On being attacked the Jacobites returned fire and Lord Reay's men, after discharging their firelocks, attacked sword-in-hands. The Jacobites then with five or six men killed and as many wounded, seeing further reinforcements arriving under Captain George Mackay, surrendered.
A second relevant entry in the diary of the Reverend Murdo MacDonald made on Sunday evening 30th March 1746 reads:
"The ship from France of which mention was made already, in which was 150 or 160 men, who with their treasure, consisting of, as we hear, £13,000 ster., were taken with no loss to our men. This ship, is like to prove a bone of contention between some of our stranger Dons, in a sort of exile with us at present, and our own great folks, who dispute the prize with them, and are like to cast out about the division thereof. And this on account of the absence of our native officers, who, being on a post of defence in the skirts of the parish, could not be got time enough to the little skirmish in which the French were taken at Druim-na-Cub, about three miles to the south of Tongue, which made the strangers appear at the head of the few scattered men that could first be apprized in the neighbourhood. Such is the account we have of this matter, which threatens, among other things, the enemy's coming upon us and snatching away the contenders with their prey, while they are differing among themselves about it."
After the surrender the prisoners were marched to Tongue and the same night put aboard the Sheerness. The Hazard received temporary repairs and, after being taken to Leith, subsequently rejoined the Hanoverian navy.
Of the officers taken captive the following are named: Colonel Ignatius Brown of Berwick's regiment; Captains Macmahon and Rogers;
Lieutenants Edward Barnavals, William Barnavals, Nugent and Maurice of Hainault; Captain Macmahon of Clare's; Lieutenants O'Brian, Brimingham and Osborne of the Royal Scots in France; Lieutenants Barnaval and Weyard of the French Gens d'Armes; Monsieur Shabillard; the following in the Spanish service: Captains Macpherson, Sinclair and Hay; Monsieur Faro, a Spanish engineer; and Monsieur Salbold, captain of the Hazard.
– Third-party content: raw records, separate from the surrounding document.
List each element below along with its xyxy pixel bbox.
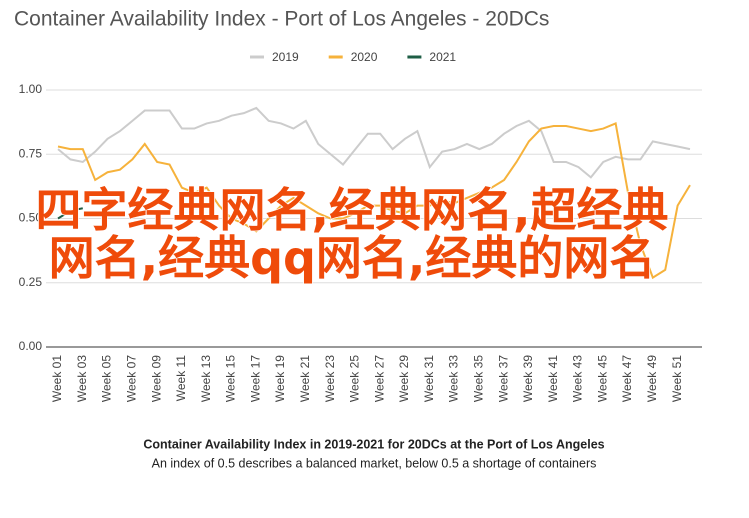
x-tick-label: Week 41 [546,355,560,402]
x-tick-label: Week 09 [149,355,163,402]
x-tick-label: Week 25 [348,355,362,402]
x-tick-label: Week 13 [199,355,213,402]
x-tick-label: Week 19 [273,355,287,402]
x-tick-label: Week 07 [125,355,139,402]
y-tick-label: 0.25 [19,275,43,289]
x-tick-label: Week 05 [100,355,114,402]
legend-label: 2021 [429,50,456,64]
series-line [57,122,691,280]
x-tick-label: Week 45 [595,355,609,402]
x-tick-label: Week 37 [496,355,510,402]
x-tick-label: Week 35 [472,355,486,402]
y-tick-label: 0.00 [19,339,43,353]
series-line [57,106,691,179]
x-tick-label: Week 51 [670,355,684,402]
x-tick-label: Week 29 [397,355,411,402]
x-tick-label: Week 39 [521,355,535,402]
x-tick-label: Week 31 [422,355,436,402]
x-tick-label: Week 21 [298,355,312,402]
y-tick-label: 1.00 [19,82,43,96]
caption: Container Availability Index in 2019-202… [143,437,604,451]
x-tick-label: Week 43 [571,355,585,402]
legend-label: 2020 [351,50,378,64]
legend-label: 2019 [272,50,299,64]
chart-title: Container Availability Index - Port of L… [14,8,549,31]
y-tick-label: 0.75 [19,146,43,160]
x-tick-label: Week 47 [620,355,634,402]
subcaption: An index of 0.5 describes a balanced mar… [152,456,597,470]
x-tick-label: Week 49 [645,355,659,402]
x-tick-label: Week 11 [174,355,188,402]
x-tick-label: Week 23 [323,355,337,402]
x-tick-label: Week 03 [75,355,89,402]
x-tick-label: Week 17 [248,355,262,402]
x-tick-label: Week 01 [50,355,64,402]
y-tick-label: 0.50 [19,211,43,225]
x-tick-label: Week 15 [224,355,238,402]
series-line [57,207,83,220]
overlay-text: 四字经典网名,经典网名,超经典网名,经典qq网名,经典的网名 [35,183,669,285]
x-tick-label: Week 33 [447,355,461,402]
x-tick-label: Week 27 [372,355,386,402]
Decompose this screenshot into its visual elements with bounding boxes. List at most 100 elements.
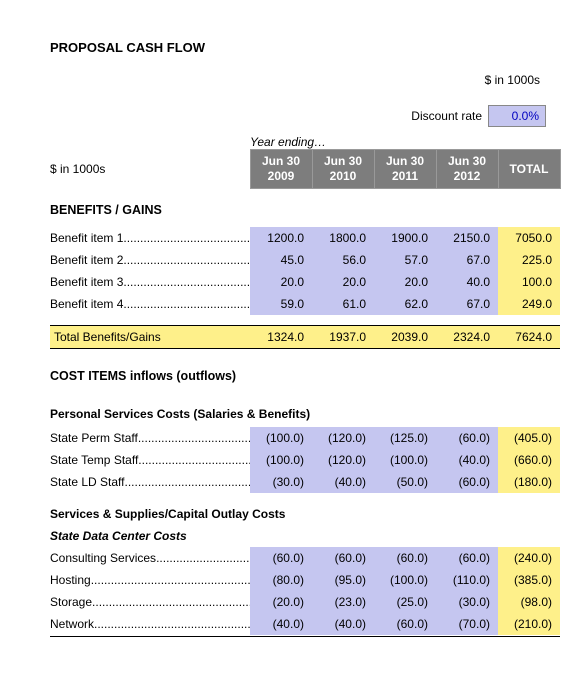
cell-total: 100.0 — [498, 271, 560, 293]
table-row: State LD Staff (30.0) (40.0) (50.0) (60.… — [50, 471, 560, 493]
services-subheading: State Data Center Costs — [50, 527, 560, 547]
cell: 1800.0 — [312, 227, 374, 249]
cell: 67.0 — [436, 249, 498, 271]
cell: (100.0) — [374, 569, 436, 591]
cell: 20.0 — [374, 271, 436, 293]
cell: (120.0) — [312, 427, 374, 449]
cell-total: (210.0) — [498, 613, 560, 635]
cell: 45.0 — [250, 249, 312, 271]
cell: (125.0) — [374, 427, 436, 449]
cell: 2150.0 — [436, 227, 498, 249]
cell: (30.0) — [436, 591, 498, 613]
cell: 40.0 — [436, 271, 498, 293]
table-row: State Perm Staff (100.0) (120.0) (125.0)… — [50, 427, 560, 449]
col-header-2009: Jun 302009 — [250, 150, 312, 189]
cell-total: (385.0) — [498, 569, 560, 591]
cell: (60.0) — [436, 471, 498, 493]
cell: (100.0) — [250, 449, 312, 471]
cell: (110.0) — [436, 569, 498, 591]
cell: (120.0) — [312, 449, 374, 471]
header-row: $ in 1000s Jun 302009 Jun 302010 Jun 302… — [50, 150, 560, 189]
cell: 57.0 — [374, 249, 436, 271]
benefits-heading: BENEFITS / GAINS — [50, 189, 560, 228]
cell: (100.0) — [374, 449, 436, 471]
cell: (23.0) — [312, 591, 374, 613]
row-label: Benefit item 4 — [50, 297, 123, 311]
discount-row: Discount rate 0.0% — [50, 105, 550, 127]
benefits-total-row: Total Benefits/Gains 1324.0 1937.0 2039.… — [50, 325, 560, 348]
cell: 62.0 — [374, 293, 436, 315]
row-label: Consulting Services — [50, 551, 156, 565]
row-label: State LD Staff — [50, 475, 125, 489]
cell-total: (660.0) — [498, 449, 560, 471]
cell: 2039.0 — [374, 325, 436, 348]
units-label-left: $ in 1000s — [50, 150, 250, 189]
cell-total: 249.0 — [498, 293, 560, 315]
table-row: Benefit item 1 1200.0 1800.0 1900.0 2150… — [50, 227, 560, 249]
cell-total: (98.0) — [498, 591, 560, 613]
table-row: Storage (20.0) (23.0) (25.0) (30.0) (98.… — [50, 591, 560, 613]
cell: (70.0) — [436, 613, 498, 635]
row-label: Storage — [50, 595, 92, 609]
table-row: Consulting Services (60.0) (60.0) (60.0)… — [50, 547, 560, 569]
cell-total: 225.0 — [498, 249, 560, 271]
page-title: PROPOSAL CASH FLOW — [50, 40, 550, 55]
cell: (80.0) — [250, 569, 312, 591]
cell: 1937.0 — [312, 325, 374, 348]
table-row: Benefit item 3 20.0 20.0 20.0 40.0 100.0 — [50, 271, 560, 293]
cell: 56.0 — [312, 249, 374, 271]
cell: 1900.0 — [374, 227, 436, 249]
discount-value[interactable]: 0.0% — [488, 105, 546, 127]
col-header-2012: Jun 302012 — [436, 150, 498, 189]
cell: (20.0) — [250, 591, 312, 613]
table-row: Hosting (80.0) (95.0) (100.0) (110.0) (3… — [50, 569, 560, 591]
units-label-top: $ in 1000s — [50, 73, 550, 87]
cell: (95.0) — [312, 569, 374, 591]
cell: (60.0) — [312, 547, 374, 569]
row-label: Benefit item 3 — [50, 275, 123, 289]
costs-heading: COST ITEMS inflows (outflows) — [50, 348, 560, 393]
table-row: Benefit item 2 45.0 56.0 57.0 67.0 225.0 — [50, 249, 560, 271]
col-header-total: TOTAL — [498, 150, 560, 189]
cell: (50.0) — [374, 471, 436, 493]
cell: (40.0) — [312, 471, 374, 493]
services-heading: Services & Supplies/Capital Outlay Costs — [50, 493, 560, 527]
cell-total: (180.0) — [498, 471, 560, 493]
cell: (40.0) — [250, 613, 312, 635]
cell: (60.0) — [374, 613, 436, 635]
year-ending-label: Year ending… — [250, 135, 550, 149]
row-label: Benefit item 2 — [50, 253, 123, 267]
col-header-2010: Jun 302010 — [312, 150, 374, 189]
cell: 1324.0 — [250, 325, 312, 348]
row-label: Hosting — [50, 573, 91, 587]
table-row: Network (40.0) (40.0) (60.0) (70.0) (210… — [50, 613, 560, 635]
cell: (60.0) — [374, 547, 436, 569]
cell: (60.0) — [250, 547, 312, 569]
cell: (30.0) — [250, 471, 312, 493]
cell: 1200.0 — [250, 227, 312, 249]
cell-total: 7050.0 — [498, 227, 560, 249]
col-header-2011: Jun 302011 — [374, 150, 436, 189]
cell: (25.0) — [374, 591, 436, 613]
cell: (60.0) — [436, 547, 498, 569]
cell: (40.0) — [436, 449, 498, 471]
cell: 20.0 — [250, 271, 312, 293]
total-label: Total Benefits/Gains — [50, 325, 250, 348]
cell: (40.0) — [312, 613, 374, 635]
row-label: Network — [50, 617, 94, 631]
cell-total: 7624.0 — [498, 325, 560, 348]
cell: 2324.0 — [436, 325, 498, 348]
cell: 59.0 — [250, 293, 312, 315]
cell: 67.0 — [436, 293, 498, 315]
personal-heading: Personal Services Costs (Salaries & Bene… — [50, 393, 560, 427]
row-label: State Perm Staff — [50, 431, 138, 445]
discount-label: Discount rate — [411, 109, 482, 123]
cell: 61.0 — [312, 293, 374, 315]
row-label: State Temp Staff — [50, 453, 138, 467]
row-label: Benefit item 1 — [50, 231, 123, 245]
cell: 20.0 — [312, 271, 374, 293]
cashflow-table: $ in 1000s Jun 302009 Jun 302010 Jun 302… — [50, 149, 561, 637]
cell-total: (405.0) — [498, 427, 560, 449]
table-row: State Temp Staff (100.0) (120.0) (100.0)… — [50, 449, 560, 471]
cell: (60.0) — [436, 427, 498, 449]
After custody in Aberdeen the prisoners were moved to Berwick castle. Later, after Cumberland's victory at Culloden they were repatriated as prisoners of war.
Of the money, most appears to have been recovered although there
are varying accounts of some having been buried en route around the Kyle, and of some being thrown into Lochan Hakel near the head of the Kyle. It is recorded that a single spanish gold coin was found at the south end of this lochan in 1840. There are also traditional stories of a few local people becoming surprisingly wealthy after the events which took place.
Less than three weeks later on 16th April 1746 the Jacobite cause was lost of the battlefield of Culloden.